云在分解,犹如细胞分裂般,分裂成无数小块,淡化着属于天空的蔚蓝。
车主的导航很快带她到了长智附近的一条长街,她付钱下车,按着之前的记忆,穿过几条狭窄小巷,终于来到学校正门口。
正楷字体写着的四字“长智博爱”,古板严肃。
她走到门边,推门进去,路与就站在长智空庭正中央的那棵桂树下——那里摆放着一个盛水的水缸,他正微微低头,看水缸里自己的倒影。

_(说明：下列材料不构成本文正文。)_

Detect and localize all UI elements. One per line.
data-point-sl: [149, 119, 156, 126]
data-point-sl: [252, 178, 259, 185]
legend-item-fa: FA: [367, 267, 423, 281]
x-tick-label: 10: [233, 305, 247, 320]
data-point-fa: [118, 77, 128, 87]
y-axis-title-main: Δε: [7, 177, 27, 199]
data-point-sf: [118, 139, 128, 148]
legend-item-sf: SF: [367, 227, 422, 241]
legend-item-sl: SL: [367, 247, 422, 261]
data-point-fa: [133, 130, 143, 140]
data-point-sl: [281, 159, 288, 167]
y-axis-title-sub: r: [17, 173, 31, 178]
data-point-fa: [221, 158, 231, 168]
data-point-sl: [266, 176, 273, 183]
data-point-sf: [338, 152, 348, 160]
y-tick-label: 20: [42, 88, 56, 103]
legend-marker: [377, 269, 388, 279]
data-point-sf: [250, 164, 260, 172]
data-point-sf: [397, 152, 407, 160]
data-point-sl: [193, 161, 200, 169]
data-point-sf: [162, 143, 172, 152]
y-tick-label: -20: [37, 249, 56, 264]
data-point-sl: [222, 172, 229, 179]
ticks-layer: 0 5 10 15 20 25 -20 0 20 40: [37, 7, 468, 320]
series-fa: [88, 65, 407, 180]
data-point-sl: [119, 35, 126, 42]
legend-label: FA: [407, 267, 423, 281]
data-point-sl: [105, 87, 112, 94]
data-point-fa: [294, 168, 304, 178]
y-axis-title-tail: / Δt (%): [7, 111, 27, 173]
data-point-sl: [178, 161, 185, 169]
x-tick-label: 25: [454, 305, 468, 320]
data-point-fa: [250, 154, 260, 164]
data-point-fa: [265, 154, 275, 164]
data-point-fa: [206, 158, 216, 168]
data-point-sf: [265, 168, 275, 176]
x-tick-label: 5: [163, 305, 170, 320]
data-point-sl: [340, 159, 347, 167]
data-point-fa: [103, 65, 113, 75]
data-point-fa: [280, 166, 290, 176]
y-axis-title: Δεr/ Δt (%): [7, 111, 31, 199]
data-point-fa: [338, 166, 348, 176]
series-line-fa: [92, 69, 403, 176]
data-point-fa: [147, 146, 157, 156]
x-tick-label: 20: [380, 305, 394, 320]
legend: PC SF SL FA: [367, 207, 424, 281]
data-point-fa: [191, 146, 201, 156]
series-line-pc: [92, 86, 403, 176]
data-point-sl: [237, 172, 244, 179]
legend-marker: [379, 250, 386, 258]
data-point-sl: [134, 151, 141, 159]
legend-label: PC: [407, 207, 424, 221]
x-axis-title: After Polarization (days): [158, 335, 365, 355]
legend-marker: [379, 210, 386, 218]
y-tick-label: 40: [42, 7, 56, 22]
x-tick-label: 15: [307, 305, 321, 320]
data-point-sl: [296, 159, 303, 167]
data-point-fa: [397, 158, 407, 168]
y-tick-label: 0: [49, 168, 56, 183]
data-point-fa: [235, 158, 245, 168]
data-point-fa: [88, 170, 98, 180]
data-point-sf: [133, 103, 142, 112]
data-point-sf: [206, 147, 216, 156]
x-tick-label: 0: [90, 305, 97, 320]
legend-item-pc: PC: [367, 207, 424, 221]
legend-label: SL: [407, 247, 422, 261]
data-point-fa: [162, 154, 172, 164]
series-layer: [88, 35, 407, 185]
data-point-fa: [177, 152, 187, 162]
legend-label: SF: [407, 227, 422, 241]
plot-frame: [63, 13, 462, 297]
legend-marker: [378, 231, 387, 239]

靛蓝色的短袖衫,宽大掩去他少年富于肌理的身材,背面看去显得他身形又长又瘦。
“路与。”她出声叫他。
他听见,迟缓地回头,仿佛一帧被程序控慢的动画。
放慢的动作里,风也随之慢下来,吹扬起他T恤的一角,勾勒出少年精瘦的腰。
来时步履匆匆,还没缓过气来,因此她喘了一会儿,才再次与他对上视线。见他慢慢朝她走来,却没有说话。
微微低头,眼眸沉沉,如星夜下漆黑的一口深潭。因他不是爱笑的人,唇角有轻微下耷的趋势。
如此冰冷。仿佛他苦心孤诣等待期盼来的人,并不是她。